Most advisors use both ETFs and mutual funds, says Anthony Rochte, senior managing director of Boston-based SSgA Funds Management. SSgA is both the second-largest ETF provider and a major player in the traditional mutual fund business. The company's SPDR S&P 500 ETF (SPY), the first U.S. exchange-traded fund, is running neck and neck with the Vanguard 500 Index fund in the race for most assets under management in a retail portfolio tracking the benchmark S&P 500.
Some industry watchers, though, think that pitting ETFs against traditional open-end mutual funds is a meaningless faceoff. "A lot of times these comparisons of ETFs versus funds mask other things," says Joel Dickson, principal and senior investment strategist at Vanguard, one of the two biggest mutual fund companies and the third-largest ETF sponsor.

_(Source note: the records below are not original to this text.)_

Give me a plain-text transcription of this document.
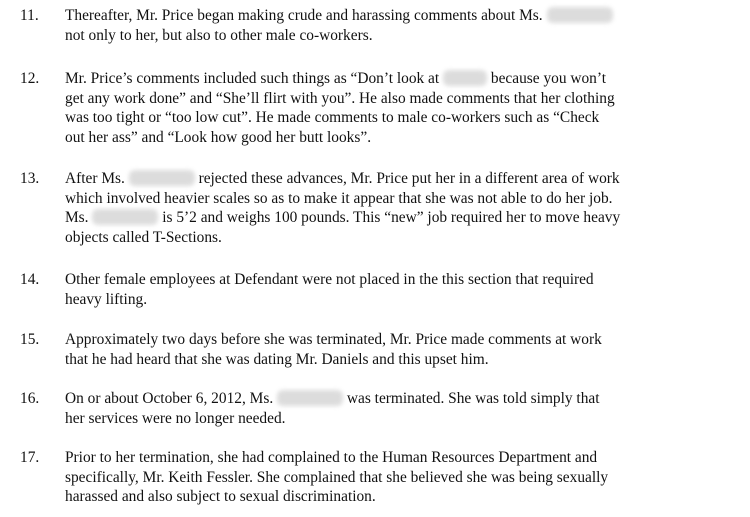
11. Thereafter, Mr. Price began making crude and harassing comments about Ms.
not only to her, but also to other male co-workers.
12. Mr. Price’s comments included such things as “Don’t look at	because you won’t
get any work done” and “She’ll flirt with you”. He also made comments that her clothing
was too tight or “too low cut”. He made comments to male co-workers such as “Check
out her ass” and “Look how good her butt looks”.
13. After Ms.	rejected these advances, Mr. Price put her in a different area of work
which involved heavier scales so as to make it appear that she was not able to do her job.
Ms.	is 5’2 and weighs 100 pounds. This “new” job required her to move heavy
objects called T-Sections.
14. Other female employees at Defendant were not placed in the this section that required
heavy lifting.
15. Approximately two days before she was terminated, Mr. Price made comments at work
that he had heard that she was dating Mr. Daniels and this upset him.
16. On or about October 6, 2012, Ms.	was terminated. She was told simply that
her services were no longer needed.
17. Prior to her termination, she had complained to the Human Resources Department and
specifically, Mr. Keith Fessler. She complained that she believed she was being sexually
harassed and also subject to sexual discrimination.
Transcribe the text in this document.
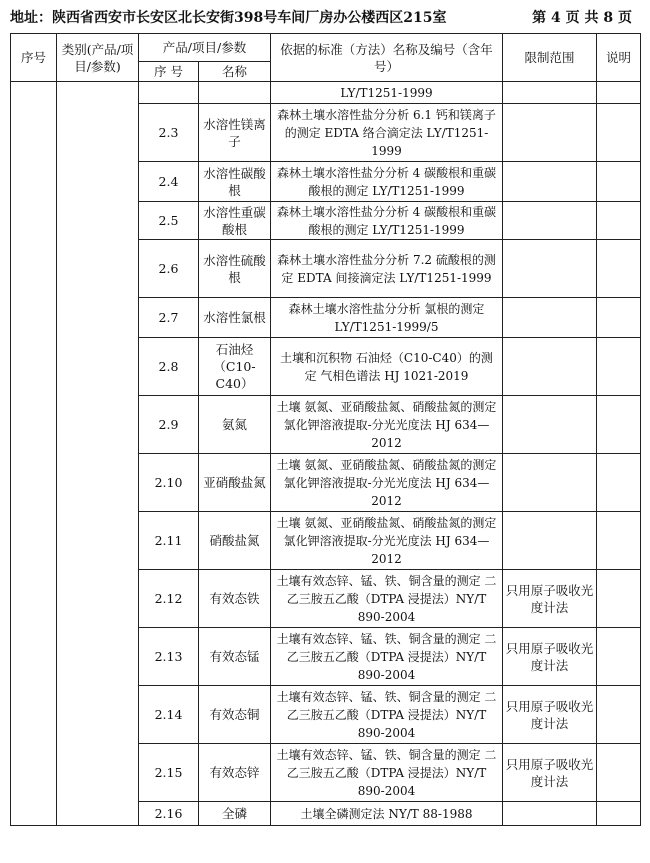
地址：陕西省西安市长安区北长安街398号车间厂房办公楼西区215室	第 4 页 共 8 页
序号	类别(产品/项目/参数)	产品/项目/参数		依据的标准（方法）名称及编号（含年号）	限制范围	说明
		序 号	名称			
				LY/T1251-1999		
		2.3	水溶性镁离子	森林土壤水溶性盐分分析 6.1 钙和镁离子的测定 EDTA 络合滴定法 LY/T1251-1999		
		2.4	水溶性碳酸根	森林土壤水溶性盐分分析 4 碳酸根和重碳酸根的测定 LY/T1251-1999		
		2.5	水溶性重碳酸根	森林土壤水溶性盐分分析 4 碳酸根和重碳酸根的测定 LY/T1251-1999		
		2.6	水溶性硫酸根	森林土壤水溶性盐分分析 7.2 硫酸根的测定 EDTA 间接滴定法 LY/T1251-1999		
		2.7	水溶性氯根	森林土壤水溶性盐分分析 氯根的测定 LY/T1251-1999/5		
		2.8	石油烃（C10-C40）	土壤和沉积物 石油烃（C10-C40）的测定 气相色谱法 HJ 1021-2019		
		2.9	氨氮	土壤 氨氮、亚硝酸盐氮、硝酸盐氮的测定 氯化钾溶液提取-分光光度法 HJ 634—2012		
		2.10	亚硝酸盐氮	土壤 氨氮、亚硝酸盐氮、硝酸盐氮的测定 氯化钾溶液提取-分光光度法 HJ 634—2012		
		2.11	硝酸盐氮	土壤 氨氮、亚硝酸盐氮、硝酸盐氮的测定 氯化钾溶液提取-分光光度法 HJ 634—2012		
		2.12	有效态铁	土壤有效态锌、锰、铁、铜含量的测定 二乙三胺五乙酸（DTPA 浸提法）NY/T 890-2004	只用原子吸收光度计法	
		2.13	有效态锰	土壤有效态锌、锰、铁、铜含量的测定 二乙三胺五乙酸（DTPA 浸提法）NY/T 890-2004	只用原子吸收光度计法	
		2.14	有效态铜	土壤有效态锌、锰、铁、铜含量的测定 二乙三胺五乙酸（DTPA 浸提法）NY/T 890-2004	只用原子吸收光度计法	
		2.15	有效态锌	土壤有效态锌、锰、铁、铜含量的测定 二乙三胺五乙酸（DTPA 浸提法）NY/T 890-2004	只用原子吸收光度计法	
		2.16	全磷	土壤全磷测定法 NY/T 88-1988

Dickson says that the choice between ETFs and open-end mutual funds has been driven not by the structure of the investment, but by "the distribution platform that is available to the advisor." Before ETFs, commission-based advisors had no access to the indexing giant's portfolios. Vanguard has never paid for distribution on its mutual funds, Dickson says.
But the company's ETFs are available on brokerage platforms, making it easy for both commission-based and fee-based RIAs to use them in constructing portfolios. "That's in many ways why the ETF has blossomed in the financial advisor community," he says.

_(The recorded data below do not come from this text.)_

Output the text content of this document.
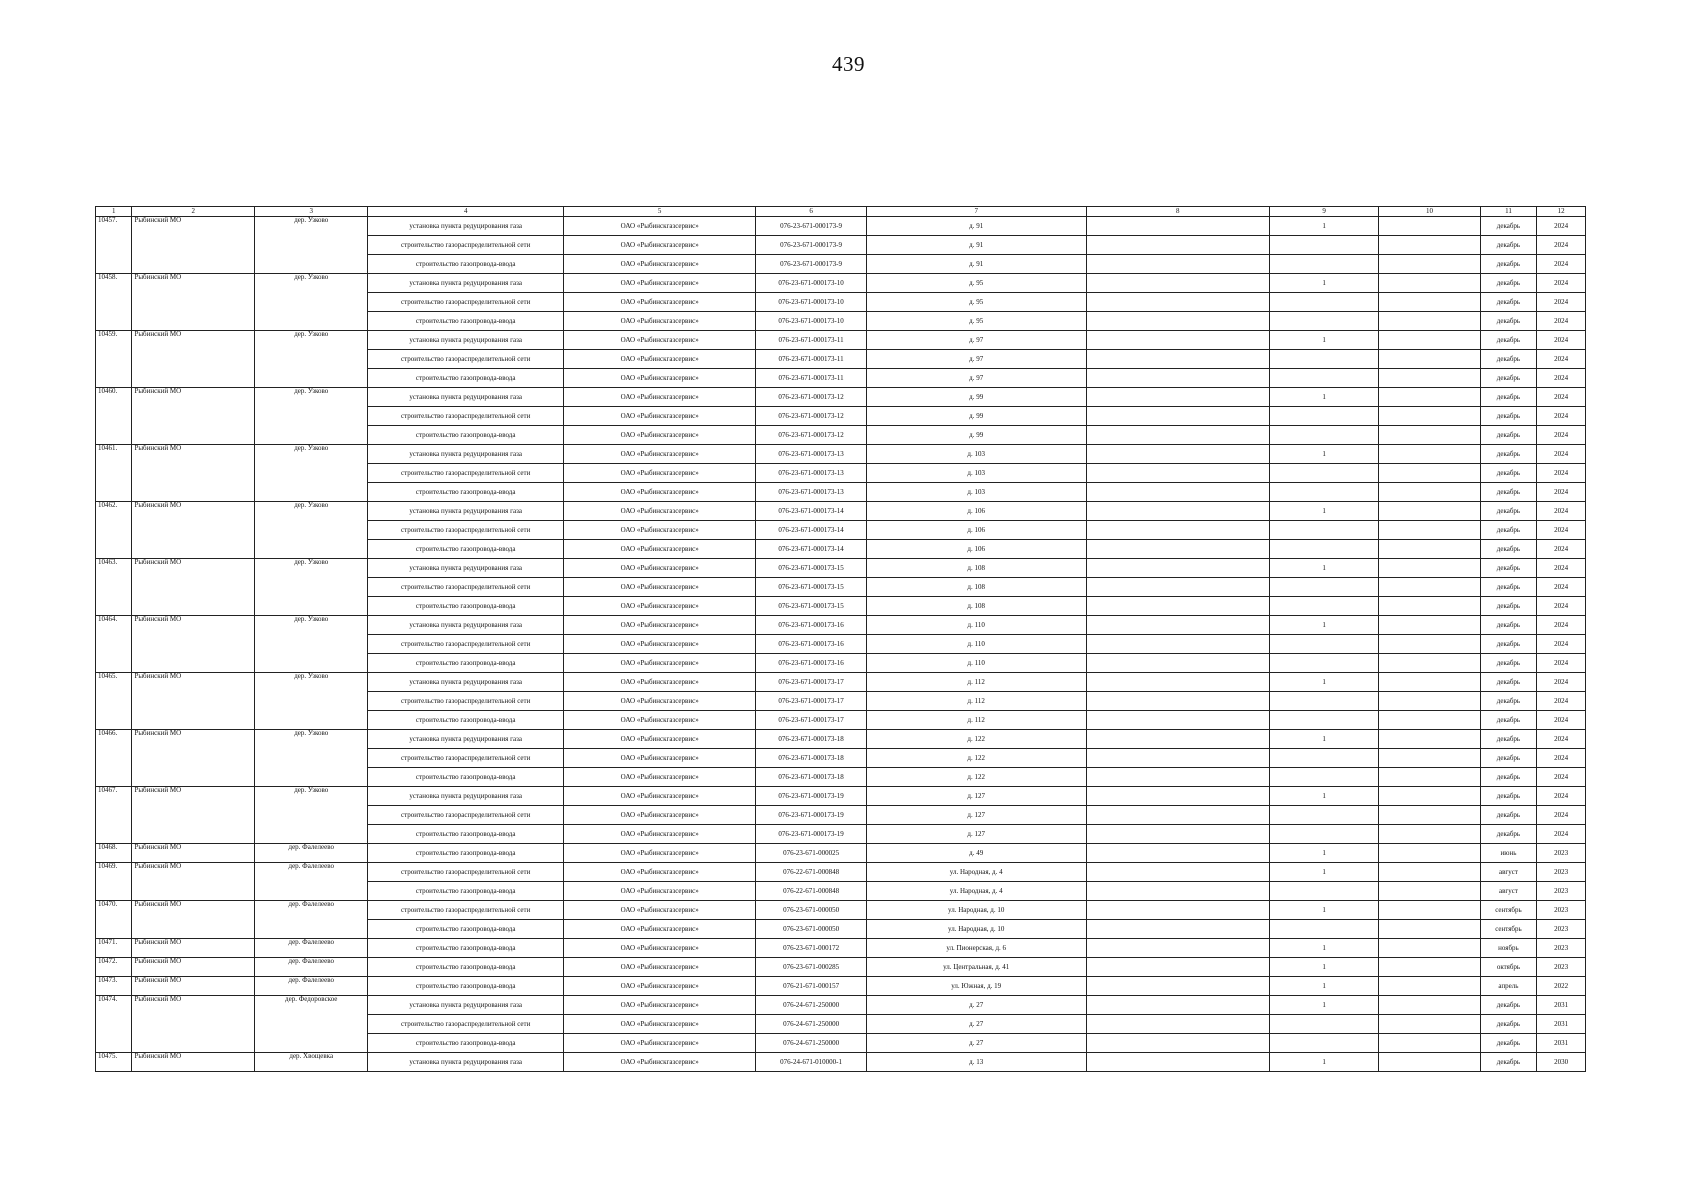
439
1	2	3	4	5	6	7	8	9	10	11	12
10457.	Рыбинский МО	дер. Узково	установка пункта редуцирования газа	ОАО «Рыбинскгазсервис»	076-23-671-000173-9	д. 91		1		декабрь	2024
			строительство газораспределительной сети	ОАО «Рыбинскгазсервис»	076-23-671-000173-9	д. 91				декабрь	2024
			строительство газопровода-ввода	ОАО «Рыбинскгазсервис»	076-23-671-000173-9	д. 91				декабрь	2024
10458.	Рыбинский МО	дер. Узково	установка пункта редуцирования газа	ОАО «Рыбинскгазсервис»	076-23-671-000173-10	д. 95		1		декабрь	2024
			строительство газораспределительной сети	ОАО «Рыбинскгазсервис»	076-23-671-000173-10	д. 95				декабрь	2024
			строительство газопровода-ввода	ОАО «Рыбинскгазсервис»	076-23-671-000173-10	д. 95				декабрь	2024
10459.	Рыбинский МО	дер. Узково	установка пункта редуцирования газа	ОАО «Рыбинскгазсервис»	076-23-671-000173-11	д. 97		1		декабрь	2024
			строительство газораспределительной сети	ОАО «Рыбинскгазсервис»	076-23-671-000173-11	д. 97				декабрь	2024
			строительство газопровода-ввода	ОАО «Рыбинскгазсервис»	076-23-671-000173-11	д. 97				декабрь	2024
10460.	Рыбинский МО	дер. Узково	установка пункта редуцирования газа	ОАО «Рыбинскгазсервис»	076-23-671-000173-12	д. 99		1		декабрь	2024
			строительство газораспределительной сети	ОАО «Рыбинскгазсервис»	076-23-671-000173-12	д. 99				декабрь	2024
			строительство газопровода-ввода	ОАО «Рыбинскгазсервис»	076-23-671-000173-12	д. 99				декабрь	2024
10461.	Рыбинский МО	дер. Узково	установка пункта редуцирования газа	ОАО «Рыбинскгазсервис»	076-23-671-000173-13	д. 103		1		декабрь	2024
			строительство газораспределительной сети	ОАО «Рыбинскгазсервис»	076-23-671-000173-13	д. 103				декабрь	2024
			строительство газопровода-ввода	ОАО «Рыбинскгазсервис»	076-23-671-000173-13	д. 103				декабрь	2024
10462.	Рыбинский МО	дер. Узково	установка пункта редуцирования газа	ОАО «Рыбинскгазсервис»	076-23-671-000173-14	д. 106		1		декабрь	2024
			строительство газораспределительной сети	ОАО «Рыбинскгазсервис»	076-23-671-000173-14	д. 106				декабрь	2024
			строительство газопровода-ввода	ОАО «Рыбинскгазсервис»	076-23-671-000173-14	д. 106				декабрь	2024
10463.	Рыбинский МО	дер. Узково	установка пункта редуцирования газа	ОАО «Рыбинскгазсервис»	076-23-671-000173-15	д. 108		1		декабрь	2024
			строительство газораспределительной сети	ОАО «Рыбинскгазсервис»	076-23-671-000173-15	д. 108				декабрь	2024
			строительство газопровода-ввода	ОАО «Рыбинскгазсервис»	076-23-671-000173-15	д. 108				декабрь	2024
10464.	Рыбинский МО	дер. Узково	установка пункта редуцирования газа	ОАО «Рыбинскгазсервис»	076-23-671-000173-16	д. 110		1		декабрь	2024
			строительство газораспределительной сети	ОАО «Рыбинскгазсервис»	076-23-671-000173-16	д. 110				декабрь	2024
			строительство газопровода-ввода	ОАО «Рыбинскгазсервис»	076-23-671-000173-16	д. 110				декабрь	2024
10465.	Рыбинский МО	дер. Узково	установка пункта редуцирования газа	ОАО «Рыбинскгазсервис»	076-23-671-000173-17	д. 112		1		декабрь	2024
			строительство газораспределительной сети	ОАО «Рыбинскгазсервис»	076-23-671-000173-17	д. 112				декабрь	2024
			строительство газопровода-ввода	ОАО «Рыбинскгазсервис»	076-23-671-000173-17	д. 112				декабрь	2024
10466.	Рыбинский МО	дер. Узково	установка пункта редуцирования газа	ОАО «Рыбинскгазсервис»	076-23-671-000173-18	д. 122		1		декабрь	2024
			строительство газораспределительной сети	ОАО «Рыбинскгазсервис»	076-23-671-000173-18	д. 122				декабрь	2024
			строительство газопровода-ввода	ОАО «Рыбинскгазсервис»	076-23-671-000173-18	д. 122				декабрь	2024
10467.	Рыбинский МО	дер. Узково	установка пункта редуцирования газа	ОАО «Рыбинскгазсервис»	076-23-671-000173-19	д. 127		1		декабрь	2024
			строительство газораспределительной сети	ОАО «Рыбинскгазсервис»	076-23-671-000173-19	д. 127				декабрь	2024
			строительство газопровода-ввода	ОАО «Рыбинскгазсервис»	076-23-671-000173-19	д. 127				декабрь	2024
10468.	Рыбинский МО	дер. Фалелеево	строительство газопровода-ввода	ОАО «Рыбинскгазсервис»	076-23-671-000025	д. 49		1		июнь	2023
10469.	Рыбинский МО	дер. Фалелеево	строительство газораспределительной сети	ОАО «Рыбинскгазсервис»	076-22-671-000848	ул. Народная, д. 4		1		август	2023
			строительство газопровода-ввода	ОАО «Рыбинскгазсервис»	076-22-671-000848	ул. Народная, д. 4				август	2023
10470.	Рыбинский МО	дер. Фалелеево	строительство газораспределительной сети	ОАО «Рыбинскгазсервис»	076-23-671-000050	ул. Народная, д. 10		1		сентябрь	2023
			строительство газопровода-ввода	ОАО «Рыбинскгазсервис»	076-23-671-000050	ул. Народная, д. 10				сентябрь	2023
10471.	Рыбинский МО	дер. Фалелеево	строительство газопровода-ввода	ОАО «Рыбинскгазсервис»	076-23-671-000172	ул. Пионерская, д. 6		1		ноябрь	2023
10472.	Рыбинский МО	дер. Фалелеево	строительство газопровода-ввода	ОАО «Рыбинскгазсервис»	076-23-671-000285	ул. Центральная, д. 41		1		октябрь	2023
10473.	Рыбинский МО	дер. Фалелеево	строительство газопровода-ввода	ОАО «Рыбинскгазсервис»	076-21-671-000157	ул. Южная, д. 19		1		апрель	2022
10474.	Рыбинский МО	дер. Федоровское	установка пункта редуцирования газа	ОАО «Рыбинскгазсервис»	076-24-671-250000	д. 27		1		декабрь	2031
			строительство газораспределительной сети	ОАО «Рыбинскгазсервис»	076-24-671-250000	д. 27				декабрь	2031
			строительство газопровода-ввода	ОАО «Рыбинскгазсервис»	076-24-671-250000	д. 27				декабрь	2031
10475.	Рыбинский МО	дер. Хвощевка	установка пункта редуцирования газа	ОАО «Рыбинскгазсервис»	076-24-671-010000-1	д. 13		1		декабрь	2030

As with Vanguard's products, most ETFs in today's marketplace are index funds. As a result, some planners shun them as core holdings because of current market conditions. "Right now, we're more on the managed equity side than on the indexed equity side," says Jim Holtzman, an advisor and shareholder with Legend Financial Advisors in Pittsburgh. "We don't want to get into indexes right now," he adds, citing the whipsawing effects of market volatility.

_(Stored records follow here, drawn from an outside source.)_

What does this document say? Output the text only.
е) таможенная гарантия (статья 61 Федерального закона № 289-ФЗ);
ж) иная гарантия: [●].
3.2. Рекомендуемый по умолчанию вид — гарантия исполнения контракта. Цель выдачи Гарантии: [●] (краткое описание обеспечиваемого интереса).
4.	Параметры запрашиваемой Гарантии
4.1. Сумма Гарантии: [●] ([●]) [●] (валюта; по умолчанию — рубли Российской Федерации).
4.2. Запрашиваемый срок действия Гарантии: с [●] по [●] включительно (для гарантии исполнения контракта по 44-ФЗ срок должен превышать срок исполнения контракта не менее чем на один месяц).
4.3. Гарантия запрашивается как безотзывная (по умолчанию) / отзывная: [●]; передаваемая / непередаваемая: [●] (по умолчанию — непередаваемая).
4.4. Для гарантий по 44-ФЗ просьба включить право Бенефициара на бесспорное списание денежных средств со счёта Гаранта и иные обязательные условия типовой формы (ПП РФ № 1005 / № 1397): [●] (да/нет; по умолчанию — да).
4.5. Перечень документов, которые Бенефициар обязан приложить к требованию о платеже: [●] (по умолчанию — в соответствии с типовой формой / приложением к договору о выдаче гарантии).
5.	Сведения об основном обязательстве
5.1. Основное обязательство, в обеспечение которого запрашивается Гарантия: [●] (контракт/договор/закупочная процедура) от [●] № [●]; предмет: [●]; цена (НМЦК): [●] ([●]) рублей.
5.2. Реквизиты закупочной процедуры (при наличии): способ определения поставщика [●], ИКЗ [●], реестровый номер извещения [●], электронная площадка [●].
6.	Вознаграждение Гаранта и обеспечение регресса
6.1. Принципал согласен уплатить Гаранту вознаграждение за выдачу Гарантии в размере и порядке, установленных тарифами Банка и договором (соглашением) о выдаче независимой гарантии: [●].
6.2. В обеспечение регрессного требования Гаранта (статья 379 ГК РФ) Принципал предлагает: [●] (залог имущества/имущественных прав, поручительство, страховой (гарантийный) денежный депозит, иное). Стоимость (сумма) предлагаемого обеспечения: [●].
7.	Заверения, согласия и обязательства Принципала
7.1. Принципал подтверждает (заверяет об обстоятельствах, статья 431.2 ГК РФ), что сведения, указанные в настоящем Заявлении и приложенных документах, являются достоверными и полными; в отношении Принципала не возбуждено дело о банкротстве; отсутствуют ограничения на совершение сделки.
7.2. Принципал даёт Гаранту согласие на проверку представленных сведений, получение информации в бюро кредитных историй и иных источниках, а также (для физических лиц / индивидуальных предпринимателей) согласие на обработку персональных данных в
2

Holtzman notes that since the late 1990s, stocks have moved sideways. What's more, he believes that investors have become complacent. "We think there are more drops to come," he says.
Holtzman does use ETFs as tactical tools to provide exposure to areas that can't be accessed efficiently through traditional mutual funds. Mostly he uses gold, coal and agribusiness ETFs in more aggressive portfolio strategies.
In contrast, Robinson, of Practical Financial, says he avoids anything that might be considered a novel ETF. "I'm not an early adopter," he says. "The ETFs that I use tend to be with companies that have been doing indexing a long time and they're very boring and garden variety."
Although Robinson sometimes uses actively managed funds, he usually opts for indexed portfolios. It's a preference that his clients share. "If they have a strong opinion that it's all about active management, they probably wouldn't be my clients," he says.
Does the choice come down to passive strategies versus active ones? SSgA's Rochte thinks not: "The conversation is less and less about indexing versus active," he says.
"I think there's been a bit of a mischaracterization of terms," adds Vanguard's Dickson. "ETF does not have a one-to-one correspondence with index," he says, noting that his firm's sales of open-end index funds have been strong. Much of the company's growth in open-end index fund sales has been in the defined contribution market where target-date portfolios have become increasingly popular.